Monday, January 28, 2008

A Few Linux RAID Disk Monitoring Tips

Hey there,

For today's post, I thought I'd put together a few Linux RAID disk monitoring tips. This list isn't meant to be too specific, but more of a catch-all of stuff you probably have to do over and over again. But sometimes not often enough that it burns into your brain ;)

At the very basic level, you can manage your disk partitions using fdisk, much like in Windows, although completely different (type "m" to get a menu listing of available commands once you bring this little utility up). You can use the "-l" option to just print out the partition menu and not use it in interactive mode:

host # fdisk -l /dev/hda

Disk /dev/hda: 16 heads, 63 sectors, 77520 cylinders
Units = cylinders of 1008 * 512 bytes

Device Boot Start End Blocks Id System
/dev/hda1 * 1 6095 3071848+ fd Linux raid autodetect
/dev/hda2 6096 67047 30719808 fd Linux raid autodetect
/dev/hda3 67048 73142 3071880 fd Linux raid autodetect
/dev/hda4 75175 77206 1024096+ 82 Linux swap


If you want to display the status of your RAID devices, much the way metastat does on Solaris, it's much simpler. One of the great things about Linux is the way they've taken the /proc filesystem and turned into a really useful tool.
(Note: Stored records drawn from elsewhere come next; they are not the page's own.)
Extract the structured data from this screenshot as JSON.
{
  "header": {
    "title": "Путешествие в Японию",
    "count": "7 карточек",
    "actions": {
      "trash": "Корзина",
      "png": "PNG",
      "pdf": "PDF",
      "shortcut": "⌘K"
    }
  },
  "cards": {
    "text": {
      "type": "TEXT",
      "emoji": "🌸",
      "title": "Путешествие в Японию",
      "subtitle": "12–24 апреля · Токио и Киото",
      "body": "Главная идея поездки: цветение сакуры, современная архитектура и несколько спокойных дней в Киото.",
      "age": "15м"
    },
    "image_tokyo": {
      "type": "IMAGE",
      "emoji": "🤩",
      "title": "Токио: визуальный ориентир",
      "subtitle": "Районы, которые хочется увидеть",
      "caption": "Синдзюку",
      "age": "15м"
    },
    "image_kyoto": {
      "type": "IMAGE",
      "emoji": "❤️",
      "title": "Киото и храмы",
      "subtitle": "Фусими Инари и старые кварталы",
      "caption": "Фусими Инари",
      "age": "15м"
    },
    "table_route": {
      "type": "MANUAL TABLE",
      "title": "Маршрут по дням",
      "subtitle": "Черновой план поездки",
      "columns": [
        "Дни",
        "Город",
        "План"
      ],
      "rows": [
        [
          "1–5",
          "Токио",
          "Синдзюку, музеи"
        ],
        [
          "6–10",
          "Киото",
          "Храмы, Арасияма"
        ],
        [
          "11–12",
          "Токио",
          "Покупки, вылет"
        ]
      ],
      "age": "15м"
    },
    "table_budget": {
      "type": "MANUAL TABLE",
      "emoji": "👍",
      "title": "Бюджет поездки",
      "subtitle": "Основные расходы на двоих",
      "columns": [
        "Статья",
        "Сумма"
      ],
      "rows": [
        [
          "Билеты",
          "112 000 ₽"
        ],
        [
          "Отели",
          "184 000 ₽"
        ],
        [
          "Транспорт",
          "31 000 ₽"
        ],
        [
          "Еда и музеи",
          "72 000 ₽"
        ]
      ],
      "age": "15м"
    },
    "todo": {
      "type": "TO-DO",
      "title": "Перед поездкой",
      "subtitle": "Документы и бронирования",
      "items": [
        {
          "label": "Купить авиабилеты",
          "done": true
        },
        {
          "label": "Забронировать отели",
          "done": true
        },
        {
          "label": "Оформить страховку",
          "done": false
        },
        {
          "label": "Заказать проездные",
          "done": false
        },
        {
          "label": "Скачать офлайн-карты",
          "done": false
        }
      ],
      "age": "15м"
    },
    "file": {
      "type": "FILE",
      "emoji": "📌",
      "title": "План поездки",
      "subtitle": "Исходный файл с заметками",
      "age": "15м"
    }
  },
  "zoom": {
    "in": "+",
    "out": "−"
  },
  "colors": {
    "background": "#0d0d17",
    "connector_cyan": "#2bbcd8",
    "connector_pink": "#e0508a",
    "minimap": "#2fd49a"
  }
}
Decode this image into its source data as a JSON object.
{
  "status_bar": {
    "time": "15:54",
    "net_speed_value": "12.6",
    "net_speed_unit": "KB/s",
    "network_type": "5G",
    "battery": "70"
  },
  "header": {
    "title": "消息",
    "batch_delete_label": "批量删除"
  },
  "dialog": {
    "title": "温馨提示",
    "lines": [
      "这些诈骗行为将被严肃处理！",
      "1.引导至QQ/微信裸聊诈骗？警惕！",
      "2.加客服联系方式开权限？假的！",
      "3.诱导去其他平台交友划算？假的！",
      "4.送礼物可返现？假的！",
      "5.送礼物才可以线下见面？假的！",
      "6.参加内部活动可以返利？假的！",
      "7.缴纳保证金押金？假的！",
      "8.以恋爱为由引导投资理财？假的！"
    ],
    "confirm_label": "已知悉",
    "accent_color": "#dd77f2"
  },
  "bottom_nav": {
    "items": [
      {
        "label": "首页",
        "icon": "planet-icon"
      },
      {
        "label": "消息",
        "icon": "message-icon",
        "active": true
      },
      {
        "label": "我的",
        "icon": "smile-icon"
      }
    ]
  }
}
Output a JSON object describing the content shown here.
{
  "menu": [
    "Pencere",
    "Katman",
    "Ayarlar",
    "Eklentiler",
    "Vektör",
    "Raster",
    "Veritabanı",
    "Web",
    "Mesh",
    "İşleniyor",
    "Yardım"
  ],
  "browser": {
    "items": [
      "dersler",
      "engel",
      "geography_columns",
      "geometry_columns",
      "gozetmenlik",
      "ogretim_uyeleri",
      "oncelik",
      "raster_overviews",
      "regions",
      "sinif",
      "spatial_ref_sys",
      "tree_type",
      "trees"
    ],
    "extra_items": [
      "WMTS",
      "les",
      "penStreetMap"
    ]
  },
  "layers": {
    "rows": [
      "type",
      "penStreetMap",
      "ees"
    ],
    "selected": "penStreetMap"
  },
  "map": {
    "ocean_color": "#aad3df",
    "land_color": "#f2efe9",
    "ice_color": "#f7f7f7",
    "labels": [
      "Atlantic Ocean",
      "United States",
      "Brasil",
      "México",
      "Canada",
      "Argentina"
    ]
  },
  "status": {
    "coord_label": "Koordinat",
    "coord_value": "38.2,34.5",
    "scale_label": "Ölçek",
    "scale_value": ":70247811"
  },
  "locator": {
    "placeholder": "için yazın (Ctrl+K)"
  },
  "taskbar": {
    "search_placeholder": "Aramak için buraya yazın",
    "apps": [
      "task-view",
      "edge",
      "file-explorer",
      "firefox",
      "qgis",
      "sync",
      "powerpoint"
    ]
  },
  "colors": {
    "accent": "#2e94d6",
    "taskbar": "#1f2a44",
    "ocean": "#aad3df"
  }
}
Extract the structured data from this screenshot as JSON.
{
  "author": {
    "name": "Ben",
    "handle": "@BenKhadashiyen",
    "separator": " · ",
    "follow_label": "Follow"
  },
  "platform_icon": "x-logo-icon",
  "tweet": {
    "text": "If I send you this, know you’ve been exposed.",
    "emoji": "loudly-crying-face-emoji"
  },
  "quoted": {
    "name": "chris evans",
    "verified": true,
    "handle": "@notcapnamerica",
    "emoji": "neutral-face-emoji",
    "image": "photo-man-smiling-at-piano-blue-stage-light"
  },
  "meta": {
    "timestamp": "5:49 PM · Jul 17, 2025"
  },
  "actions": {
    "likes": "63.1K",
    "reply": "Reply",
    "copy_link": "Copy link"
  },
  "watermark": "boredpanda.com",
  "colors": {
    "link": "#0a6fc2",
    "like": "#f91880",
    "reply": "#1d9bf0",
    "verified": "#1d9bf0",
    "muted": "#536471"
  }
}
Entering the following will display the information you need. Note that this is a two way mirror with only one active mirror (I take the examples I can find on our network ;). Ideally, you'd want to have a [2/2] configuration for better HA.

host # cat /proc/mdstat

Personalities : [raid1]
read_ahead 1024 sectors
md2 : active raid1 hda3[0]
62912 blocks [2/1] [U_]

md1 : active raid1 hda2[0]
153152 blocks [2/1] [U_]

md0 : active raid1 hda1[0]
307328 blocks [2/1] [U_]


If you're syncing up your RAID devices and want to check on the progress, just use the same command, like so:

host # cat /proc/mdstat
Personalities : [raid1]
read_ahead 1024 sectors
md2 : active raid1 hdc3[1]
1020032 blocks [2/1] [_U]

md0 : active raid1 hdc1[1]
3068288 blocks [2/1] [_U]

md1 : active raid1 hda2[2] hdc2[1]
3068288 blocks [2/1] [_U]
[==>..................] recovery = 13.7% (894298/6136576) finish=10.2min speed=7833K/sec
unused devices:


Now, assuming all that is taken care of and you want to check out your RAID configuration, you'll just need to read your RAID configuration table (/etc/raidtab):

host # cat /etc/raidtab

raiddev /dev/md0
raid-level 1
nr-raid-disks 2
chunk-size 64k
persistent-superblock 1
nr-spare-disks 0
device /dev/hda1
raid-disk 0
device /dev/hdc1
raid-disk 1
raiddev /dev/md1
raid-level 1
nr-raid-disks 2
chunk-size 64k
persistent-superblock 1
nr-spare-disks 0
device /dev/hda2
raid-disk 0
device /dev/hdc2
raid-disk 1
raiddev /dev/md2
raid-level 1
nr-raid-disks 2
chunk-size 64k
persistent-superblock 1
nr-spare-disks 0
device /dev/hda3
raid-disk 0
device /dev/hdc3
raid-disk 1


If you want to get more detailed with your analysis, there are (of course) built in commands to enable you to do so. lsraid is one of my favorites :)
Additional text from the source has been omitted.